This paper describes the DISPS Project design, development and prototype testing, in the dry, of three diverless tie-in systems for application to flowlines of 4 - 12 inches diameter in water depths of 350 - 750 metres. Full scale simulation of direct pull-in, lateral deflection and vertical stab techniques using two tools for flowline pull-in and connection was undertaken and the design limits established.


Within the DISPS development, diverless flowline tie-in concepts were recognised, as key flowline issues. A study was undertaken and this included the evaluation of possible flowline installation methods, pipeline materials and available connection hardware which would be suitable for diameters of 4 to 12 inches in water depths of 350 to 750 metres.

The main conclusion of this study was that diverless flowline tie-ins play a considerably greater role in dictating field development and installation strategies than flowline tie-ins in conventional diver depths. These diverless tie-in techniques warranted a design philosophy which favoured a highly adaptable system over a case-specific system.

The following engineering targets were established for the DISPS development of diverless flowline tie-ins.

  • The flowline tie-in bays within the template or satellite well structure should be capable of accommodating any of four types of tie-in:

    • Direct Pull-in for Steel Pipe (Figure 1)

    • Lateral Deflection for Steel Pipe (Figure 2)

    • Vertica1 Stab and Hinge-over for Flexible Pipe (Figure 3)

    • Slack Loop Pull-in for Flexible Pipe.

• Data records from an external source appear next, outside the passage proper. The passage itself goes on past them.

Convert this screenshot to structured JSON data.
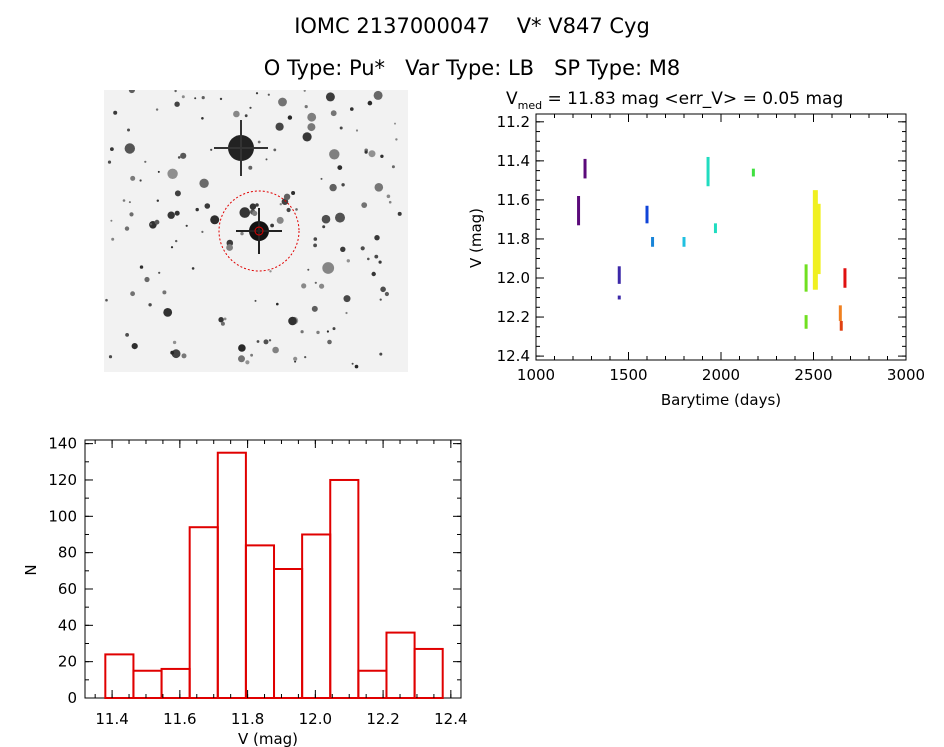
{
  "header": {
    "title_line1": "IOMC 2137000047    V* V847 Cyg",
    "title_line2": "O Type: Pu*   Var Type: LB   SP Type: M8"
  },
  "image_panel": {
    "alt": "DSS finder chart",
    "star_symbol": "target-star-icon"
  },
  "chart_data": [
    {
      "type": "scatter",
      "id": "lightcurve",
      "title": "V",
      "title_subscript": "med",
      "title_rest": " = 11.83 mag <err_V> = 0.05 mag",
      "xlabel": "Barytime (days)",
      "ylabel": "V (mag)",
      "xlim": [
        1000,
        3000
      ],
      "ylim": [
        12.42,
        11.16
      ],
      "xticks": [
        "1000",
        "1500",
        "2000",
        "2500",
        "3000"
      ],
      "xtick_values": [
        1000,
        1500,
        2000,
        2500,
        3000
      ],
      "yticks": [
        "11.2",
        "11.4",
        "11.6",
        "11.8",
        "12.0",
        "12.2",
        "12.4"
      ],
      "ytick_values": [
        11.2,
        11.4,
        11.6,
        11.8,
        12.0,
        12.2,
        12.4
      ],
      "series": [
        {
          "color": "#5b0a7a",
          "segments": [
            [
              1230,
              11.58,
              11.73
            ],
            [
              1265,
              11.39,
              11.49
            ]
          ]
        },
        {
          "color": "#3c28a8",
          "segments": [
            [
              1450,
              11.94,
              12.03
            ],
            [
              1450,
              12.09,
              12.11
            ]
          ]
        },
        {
          "color": "#1044d8",
          "segments": [
            [
              1600,
              11.63,
              11.72
            ]
          ]
        },
        {
          "color": "#1884d8",
          "segments": [
            [
              1630,
              11.79,
              11.84
            ]
          ]
        },
        {
          "color": "#20c0e0",
          "segments": [
            [
              1800,
              11.79,
              11.84
            ]
          ]
        },
        {
          "color": "#20dcc0",
          "segments": [
            [
              1930,
              11.38,
              11.53
            ],
            [
              1970,
              11.72,
              11.77
            ]
          ]
        },
        {
          "color": "#40e040",
          "segments": [
            [
              2175,
              11.44,
              11.48
            ]
          ]
        },
        {
          "color": "#70e020",
          "segments": [
            [
              2460,
              11.93,
              12.07
            ],
            [
              2460,
              12.19,
              12.26
            ]
          ]
        },
        {
          "color": "#f0f020",
          "segments": [
            [
              2510,
              11.55,
              12.06
            ],
            [
              2525,
              11.62,
              11.98
            ]
          ]
        },
        {
          "color": "#f08020",
          "segments": [
            [
              2645,
              12.14,
              12.22
            ]
          ]
        },
        {
          "color": "#e04010",
          "segments": [
            [
              2650,
              12.22,
              12.27
            ]
          ]
        },
        {
          "color": "#e01010",
          "segments": [
            [
              2670,
              11.95,
              12.05
            ]
          ]
        }
      ]
    },
    {
      "type": "bar",
      "id": "histogram",
      "xlabel": "V (mag)",
      "ylabel": "N",
      "xlim": [
        11.32,
        12.43
      ],
      "ylim": [
        0,
        142
      ],
      "xticks": [
        "11.4",
        "11.6",
        "11.8",
        "12.0",
        "12.2",
        "12.4"
      ],
      "xtick_values": [
        11.4,
        11.6,
        11.8,
        12.0,
        12.2,
        12.4
      ],
      "yticks": [
        "0",
        "20",
        "40",
        "60",
        "80",
        "100",
        "120",
        "140"
      ],
      "ytick_values": [
        0,
        20,
        40,
        60,
        80,
        100,
        120,
        140
      ],
      "bin_width": 0.083,
      "bin_start": 11.38,
      "values": [
        24,
        15,
        16,
        94,
        135,
        84,
        71,
        90,
        120,
        15,
        36,
        27
      ],
      "color": "#e00000"
    }
  ]
}
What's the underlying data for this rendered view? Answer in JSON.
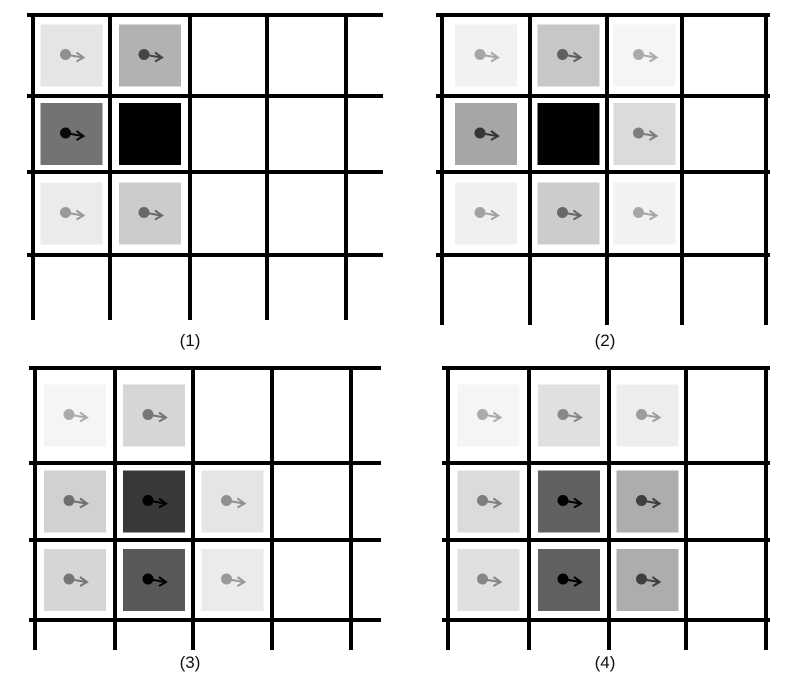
{
  "panels": [
    {
      "label": "(1)",
      "cells": [
        {
          "col": 1,
          "row": 1,
          "shade": 0.1,
          "marker": true
        },
        {
          "col": 2,
          "row": 1,
          "shade": 0.3,
          "marker": true
        },
        {
          "col": 1,
          "row": 2,
          "shade": 0.55,
          "marker": true
        },
        {
          "col": 2,
          "row": 2,
          "shade": 1.0,
          "marker": false
        },
        {
          "col": 1,
          "row": 3,
          "shade": 0.08,
          "marker": true
        },
        {
          "col": 2,
          "row": 3,
          "shade": 0.2,
          "marker": true
        }
      ]
    },
    {
      "label": "(2)",
      "cells": [
        {
          "col": 1,
          "row": 1,
          "shade": 0.05,
          "marker": true
        },
        {
          "col": 2,
          "row": 1,
          "shade": 0.22,
          "marker": true
        },
        {
          "col": 3,
          "row": 1,
          "shade": 0.04,
          "marker": true
        },
        {
          "col": 1,
          "row": 2,
          "shade": 0.35,
          "marker": true
        },
        {
          "col": 2,
          "row": 2,
          "shade": 1.0,
          "marker": false
        },
        {
          "col": 3,
          "row": 2,
          "shade": 0.14,
          "marker": true
        },
        {
          "col": 1,
          "row": 3,
          "shade": 0.06,
          "marker": true
        },
        {
          "col": 2,
          "row": 3,
          "shade": 0.2,
          "marker": true
        },
        {
          "col": 3,
          "row": 3,
          "shade": 0.05,
          "marker": true
        }
      ]
    },
    {
      "label": "(3)",
      "cells": [
        {
          "col": 1,
          "row": 1,
          "shade": 0.04,
          "marker": true
        },
        {
          "col": 2,
          "row": 1,
          "shade": 0.16,
          "marker": true
        },
        {
          "col": 1,
          "row": 2,
          "shade": 0.18,
          "marker": true
        },
        {
          "col": 2,
          "row": 2,
          "shade": 0.78,
          "marker": true
        },
        {
          "col": 3,
          "row": 2,
          "shade": 0.1,
          "marker": true
        },
        {
          "col": 1,
          "row": 3,
          "shade": 0.16,
          "marker": true
        },
        {
          "col": 2,
          "row": 3,
          "shade": 0.65,
          "marker": true
        },
        {
          "col": 3,
          "row": 3,
          "shade": 0.08,
          "marker": true
        }
      ]
    },
    {
      "label": "(4)",
      "cells": [
        {
          "col": 1,
          "row": 1,
          "shade": 0.04,
          "marker": true
        },
        {
          "col": 2,
          "row": 1,
          "shade": 0.12,
          "marker": true
        },
        {
          "col": 3,
          "row": 1,
          "shade": 0.07,
          "marker": true
        },
        {
          "col": 1,
          "row": 2,
          "shade": 0.14,
          "marker": true
        },
        {
          "col": 2,
          "row": 2,
          "shade": 0.62,
          "marker": true
        },
        {
          "col": 3,
          "row": 2,
          "shade": 0.32,
          "marker": true
        },
        {
          "col": 1,
          "row": 3,
          "shade": 0.12,
          "marker": true
        },
        {
          "col": 2,
          "row": 3,
          "shade": 0.62,
          "marker": true
        },
        {
          "col": 3,
          "row": 3,
          "shade": 0.32,
          "marker": true
        }
      ]
    }
  ],
  "colors": {
    "grid": "#000000",
    "cell": "#000000",
    "marker": "#000000"
  }
}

  • The tie-in system should be compatible with flowline installation by laying, reeling or towing.

  • The alignment mechanism should be by structural interaction between a passive guide and pull head without manipulation of the flowline.

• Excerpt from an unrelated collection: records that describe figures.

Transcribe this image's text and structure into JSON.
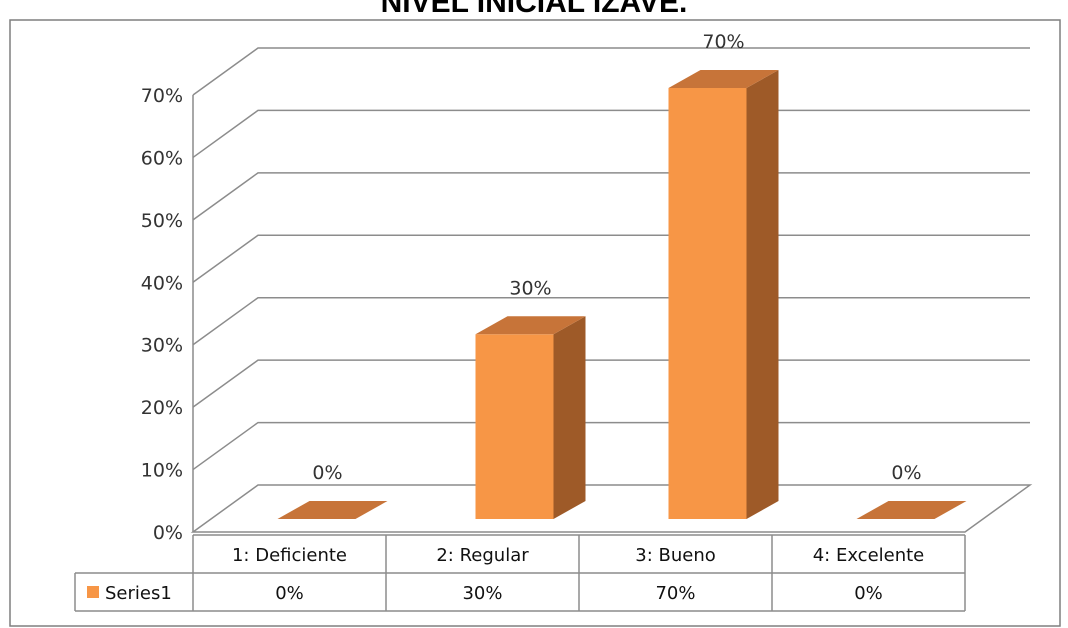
{
  "chart_data": {
    "type": "bar",
    "title": "NIVEL INICIAL IZAVE.",
    "categories": [
      "1: Deficiente",
      "2: Regular",
      "3: Bueno",
      "4: Excelente"
    ],
    "series": [
      {
        "name": "Series1",
        "values": [
          0,
          30,
          70,
          0
        ]
      }
    ],
    "data_labels": [
      "0%",
      "30%",
      "70%",
      "0%"
    ],
    "table_values": [
      "0%",
      "30%",
      "70%",
      "0%"
    ],
    "ylim": [
      0,
      70
    ],
    "yticks": [
      0,
      10,
      20,
      30,
      40,
      50,
      60,
      70
    ],
    "ytick_labels": [
      "0%",
      "10%",
      "20%",
      "30%",
      "40%",
      "50%",
      "60%",
      "70%"
    ],
    "xlabel": "",
    "ylabel": "",
    "grid": true,
    "legend_placement": "data table",
    "style": "3d-column"
  },
  "colors": {
    "bar_front": "#F79646",
    "bar_top": "#C77439",
    "bar_side": "#9E5A28",
    "grid": "#8c8c8c",
    "border": "#7f7f7f"
  }
}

  • All pull-ins should be achievable with a single pull wire acting through the pipe centreline.

  • Recoverable tools should be used for pull-in and make-up of the mechanical connector. Both alignment modules should be compatible with these tools.

  • The pull-in and make-up procedure should be performed in discrete steps and allow support vessel demobilisation after docking. This enables a smaller diving support vessel to be used for subsequent connector make-up.

  • The alignment components should be modularised such that finalisation of the template or satellite well configuration can be deferred prior to deployment. This allows field development plans to remain flexible while the seabed structures arebeing fabricated without compromising template/flowline interface areas.

  • The pullhead should allow pigging and hydrostatic testing of the flowline before the connection is made to inboard piping on the subsea structure. This allows the pipe-lay contractor to satisfy contractual obligations even if the final connection is deferred. In keeping with this objective, the flowline remains fixed after docking, with final stroking of the connector by movement of the inboard piping.